Interpreting the RFC

Section 2.2.3 of RFC 2822 says:

Note: Though structured field bodies are defined in such a way that folding can take place between many of the lexical tokens (and even within some of the lexical tokens), folding SHOULD be limited to placing the CRLF at higher-level syntactic breaks. For instance, if a field body is defined as comma-separated values, it is recommended that folding occur after the comma separating the structured items in preference to other places where the field could be folded, even if it is allowed elsewhere.

The author of the algorithm interpreted this to mean that if you had a comma in a field, you should break there first whether or not it was followed by whitespace. My interpretation is that you should break there first, but only if it is an otherwise legitimate break point (ie: there is folding white space involved).

I believe that both interpretations are in some sense correct. The RFC is talking about the rules being set up so that there can be break points at many places, including (as in the example) the commas between comma separated values. It doesn’t address what one should do if one is given an already existing header that does not have white space in those places where it is allowed.

The author of the existing algorithm chose to introduce that whitespace, using the continuation_ws. This would, I think, be the right thing to do if the email package was actually handling structured headers as structured headers[1]. But it isn’t. The folding algorithm is, in fact, completely ignorant of the syntactic structure of the value it is processing, and just blindly finds breakpoints based on some chosen likely “high-level syntactic break” characters (;,) or whitespace that may or may not be RFC-legitimate folding white space.

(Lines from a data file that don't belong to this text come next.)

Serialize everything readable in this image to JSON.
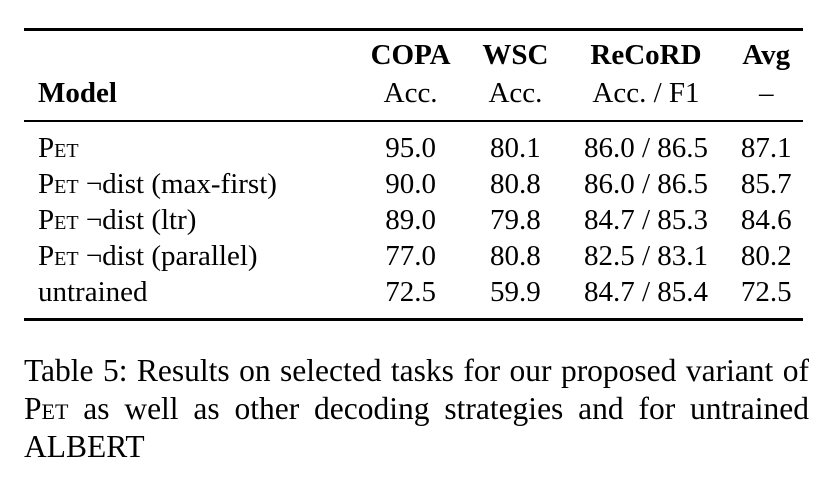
{
  "table": {
    "header": {
      "datasets": [
        "COPA",
        "WSC",
        "ReCoRD",
        "Avg"
      ],
      "model_label": "Model",
      "metrics": [
        "Acc.",
        "Acc.",
        "Acc. / F1",
        "–"
      ]
    },
    "rows": [
      {
        "model_prefix": "Pet",
        "model_suffix": "",
        "copa": "95.0",
        "wsc": "80.1",
        "record": "86.0 / 86.5",
        "avg": "87.1"
      },
      {
        "model_prefix": "Pet",
        "model_suffix": " ¬dist (max-first)",
        "copa": "90.0",
        "wsc": "80.8",
        "record": "86.0 / 86.5",
        "avg": "85.7"
      },
      {
        "model_prefix": "Pet",
        "model_suffix": " ¬dist (ltr)",
        "copa": "89.0",
        "wsc": "79.8",
        "record": "84.7 / 85.3",
        "avg": "84.6"
      },
      {
        "model_prefix": "Pet",
        "model_suffix": " ¬dist (parallel)",
        "copa": "77.0",
        "wsc": "80.8",
        "record": "82.5 / 83.1",
        "avg": "80.2"
      },
      {
        "model_prefix": "",
        "model_suffix": "untrained",
        "copa": "72.5",
        "wsc": "59.9",
        "record": "84.7 / 85.4",
        "avg": "72.5"
      }
    ]
  },
  "caption": {
    "part1": "Table 5: Results on selected tasks for our proposed variant of ",
    "pet": "Pet",
    "part2": " as well as other decoding strategies and for untrained ALBERT"
  }
}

Absent that structured knowledge, and given the email package’s stated aim of producing as output of the generator the exact same characters that went in to the parser originally when possible, I think the better thing to do here is to limit the break points to only those places where there is whtespace following the presumed high-level syntactic break characters.

The vision for email6 includes adding the knowledge about the structure of the structured headers. This implies, then, that each header will have to know how to fold itself. This folding process is mostly generic, with some extra knowledge being added by the individual header: what exactly constitutes a “high-level syntactic break”. In most cases, that extra knowledge will be exactly that set of characters that mark preferred break points if they appear before whitespace[2].

This means that the existing folding API, with the algorithm modified per my interpretation above is, in fact, fundamental to email6. It will be applied in a slightly different way, but it is still the bedrock of header folding.

So I decided to fix it.

Knowing When Your Algorithm Has Reached Its Breaking Point

Looking at the existing algorithm, there seemed to be two things that needed fixing: the splits should only be done when the splitchar is followed by whitespace, and once the high-level split was done, any fragment that was still longer than maxlinelen should be further split using the remaining splitchars or whitespace. I figured that the second part could be solved fairly easily by calling the split function recursively after ending up with an overlong line. The first part required changes to the algorithm itself, so I decided to start there.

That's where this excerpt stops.